Older people are more religious than younger people, as measure by religious participation and religions belief. This post explores three reasons why this might be.
The biological affect of ageing
It seem ‘natural’ to assume that as people get older and closer to death, they become more interested in what happens after they die, which is something religions have answers to. It may be that people become more religious closer to death because they find the thought of an afterlife more comforting than the thought of themselves just turning to dust.
This kind of fits in with the postmodern view that people actively use religion people use religion to help them die, rather than to help them live.
Older people are more detached from society
Older people tend to be more socially isolated than younger or middle aged people. The older you get, the more likely you are to have witnessed your friends dying and you are more likely to have serious health issues which prevent you from interacting with friends and family.
This is especially the case with women who live longer than men, and thus are more likely to outlive their male partners. This could go some way to explaining the higher levels of religiosity among women compared to men.

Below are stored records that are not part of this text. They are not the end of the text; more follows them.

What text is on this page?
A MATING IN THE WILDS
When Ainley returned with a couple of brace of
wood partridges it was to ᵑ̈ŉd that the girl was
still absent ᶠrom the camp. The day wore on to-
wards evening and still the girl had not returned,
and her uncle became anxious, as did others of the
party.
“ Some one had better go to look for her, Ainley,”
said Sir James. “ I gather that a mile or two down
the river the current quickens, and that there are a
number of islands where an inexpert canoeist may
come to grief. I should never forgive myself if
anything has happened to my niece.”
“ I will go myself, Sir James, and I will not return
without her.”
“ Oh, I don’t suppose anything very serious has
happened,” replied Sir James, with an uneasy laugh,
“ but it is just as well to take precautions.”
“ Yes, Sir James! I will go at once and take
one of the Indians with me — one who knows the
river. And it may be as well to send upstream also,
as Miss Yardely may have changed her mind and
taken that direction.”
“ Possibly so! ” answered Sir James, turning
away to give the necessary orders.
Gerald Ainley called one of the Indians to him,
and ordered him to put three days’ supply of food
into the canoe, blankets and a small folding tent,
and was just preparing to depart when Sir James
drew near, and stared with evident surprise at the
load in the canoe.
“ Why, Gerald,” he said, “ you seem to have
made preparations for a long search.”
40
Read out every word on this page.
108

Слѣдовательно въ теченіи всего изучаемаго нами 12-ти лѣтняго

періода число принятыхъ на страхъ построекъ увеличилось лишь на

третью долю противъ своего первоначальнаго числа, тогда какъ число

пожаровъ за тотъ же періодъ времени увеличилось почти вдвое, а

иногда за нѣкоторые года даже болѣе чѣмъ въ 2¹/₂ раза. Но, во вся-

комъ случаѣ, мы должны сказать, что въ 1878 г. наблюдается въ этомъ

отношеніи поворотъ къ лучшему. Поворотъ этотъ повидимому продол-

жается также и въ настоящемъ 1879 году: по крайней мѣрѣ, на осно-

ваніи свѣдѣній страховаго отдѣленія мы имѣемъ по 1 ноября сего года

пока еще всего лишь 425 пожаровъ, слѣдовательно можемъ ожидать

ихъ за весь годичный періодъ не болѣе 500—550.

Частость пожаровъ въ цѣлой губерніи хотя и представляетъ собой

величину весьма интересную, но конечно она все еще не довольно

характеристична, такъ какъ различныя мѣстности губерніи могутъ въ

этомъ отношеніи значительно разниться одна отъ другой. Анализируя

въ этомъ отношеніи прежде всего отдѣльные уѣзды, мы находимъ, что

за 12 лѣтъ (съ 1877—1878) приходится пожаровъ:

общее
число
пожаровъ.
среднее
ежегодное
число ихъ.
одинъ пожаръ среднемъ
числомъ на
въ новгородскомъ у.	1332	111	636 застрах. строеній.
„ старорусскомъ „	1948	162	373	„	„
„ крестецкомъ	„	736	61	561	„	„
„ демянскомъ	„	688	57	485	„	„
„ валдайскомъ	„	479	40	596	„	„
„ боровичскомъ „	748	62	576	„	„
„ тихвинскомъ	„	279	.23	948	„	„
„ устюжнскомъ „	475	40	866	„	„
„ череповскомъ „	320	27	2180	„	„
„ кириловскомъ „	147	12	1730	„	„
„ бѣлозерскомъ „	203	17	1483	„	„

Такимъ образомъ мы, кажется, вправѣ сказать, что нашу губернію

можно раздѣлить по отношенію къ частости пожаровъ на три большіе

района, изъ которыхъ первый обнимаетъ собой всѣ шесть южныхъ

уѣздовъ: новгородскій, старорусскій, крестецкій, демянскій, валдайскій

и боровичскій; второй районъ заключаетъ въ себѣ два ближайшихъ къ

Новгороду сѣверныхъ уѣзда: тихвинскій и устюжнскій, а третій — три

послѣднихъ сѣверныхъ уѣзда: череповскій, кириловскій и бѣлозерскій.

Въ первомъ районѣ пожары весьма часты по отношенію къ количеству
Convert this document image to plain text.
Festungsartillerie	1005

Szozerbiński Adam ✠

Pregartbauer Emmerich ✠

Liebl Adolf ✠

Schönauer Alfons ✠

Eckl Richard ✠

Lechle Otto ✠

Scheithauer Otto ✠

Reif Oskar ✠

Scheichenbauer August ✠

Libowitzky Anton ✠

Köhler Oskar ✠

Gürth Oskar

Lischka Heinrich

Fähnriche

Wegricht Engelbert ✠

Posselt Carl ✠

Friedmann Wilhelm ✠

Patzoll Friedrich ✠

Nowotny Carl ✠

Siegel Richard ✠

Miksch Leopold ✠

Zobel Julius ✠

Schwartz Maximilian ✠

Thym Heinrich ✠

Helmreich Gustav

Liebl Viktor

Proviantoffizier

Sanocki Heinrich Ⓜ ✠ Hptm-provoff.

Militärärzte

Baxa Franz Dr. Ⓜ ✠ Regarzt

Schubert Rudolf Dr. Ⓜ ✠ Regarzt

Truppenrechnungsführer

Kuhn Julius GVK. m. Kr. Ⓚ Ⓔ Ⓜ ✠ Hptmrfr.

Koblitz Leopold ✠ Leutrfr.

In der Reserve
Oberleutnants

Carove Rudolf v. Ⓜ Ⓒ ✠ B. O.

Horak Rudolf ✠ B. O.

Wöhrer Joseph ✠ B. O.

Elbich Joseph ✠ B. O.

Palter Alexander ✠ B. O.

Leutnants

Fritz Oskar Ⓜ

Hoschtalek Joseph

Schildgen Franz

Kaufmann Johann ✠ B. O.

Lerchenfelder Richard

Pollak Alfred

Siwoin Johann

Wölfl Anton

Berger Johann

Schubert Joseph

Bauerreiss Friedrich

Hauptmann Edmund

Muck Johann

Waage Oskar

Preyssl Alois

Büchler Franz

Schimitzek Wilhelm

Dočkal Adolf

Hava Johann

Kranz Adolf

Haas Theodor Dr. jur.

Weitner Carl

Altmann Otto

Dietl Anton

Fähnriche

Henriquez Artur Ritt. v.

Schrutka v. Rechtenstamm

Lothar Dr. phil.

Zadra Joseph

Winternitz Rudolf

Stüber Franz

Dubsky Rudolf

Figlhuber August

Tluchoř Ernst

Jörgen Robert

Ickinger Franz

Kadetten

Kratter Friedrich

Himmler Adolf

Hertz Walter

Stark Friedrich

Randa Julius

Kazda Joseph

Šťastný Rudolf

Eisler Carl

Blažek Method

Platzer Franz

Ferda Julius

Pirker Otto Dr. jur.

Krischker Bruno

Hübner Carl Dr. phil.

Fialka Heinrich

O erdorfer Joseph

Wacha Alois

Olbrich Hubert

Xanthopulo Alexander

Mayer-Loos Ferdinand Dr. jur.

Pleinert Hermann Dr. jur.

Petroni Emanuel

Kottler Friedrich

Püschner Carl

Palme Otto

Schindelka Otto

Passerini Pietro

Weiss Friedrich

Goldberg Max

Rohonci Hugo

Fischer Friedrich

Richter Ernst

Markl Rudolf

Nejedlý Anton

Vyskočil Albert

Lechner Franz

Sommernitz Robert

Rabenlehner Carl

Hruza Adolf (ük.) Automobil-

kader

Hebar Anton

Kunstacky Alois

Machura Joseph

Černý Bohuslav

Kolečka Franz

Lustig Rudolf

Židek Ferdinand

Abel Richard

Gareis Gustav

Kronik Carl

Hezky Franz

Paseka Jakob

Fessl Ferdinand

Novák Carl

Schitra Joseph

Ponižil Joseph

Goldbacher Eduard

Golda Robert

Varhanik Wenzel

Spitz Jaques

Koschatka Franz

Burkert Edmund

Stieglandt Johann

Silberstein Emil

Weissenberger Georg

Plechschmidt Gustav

Social changes mean each generation is less religious than the previous generation
In this theory, it is not so much that the religious beliefs of individuals change as they get older, rather that social changes mean that each generation is less religious than the previous generation.
Secularization has resulted in religion becoming disengaged from society, so it is much less part of day to day social life: religion doesn’t influence politics like it used to, the status of religious education in schools has declined, and church attendance has dropped.
Each successive generation is also less likely to socialize their children into religious beliefs and practices, thus resulting in a gradual decline in religiosity generation after generation.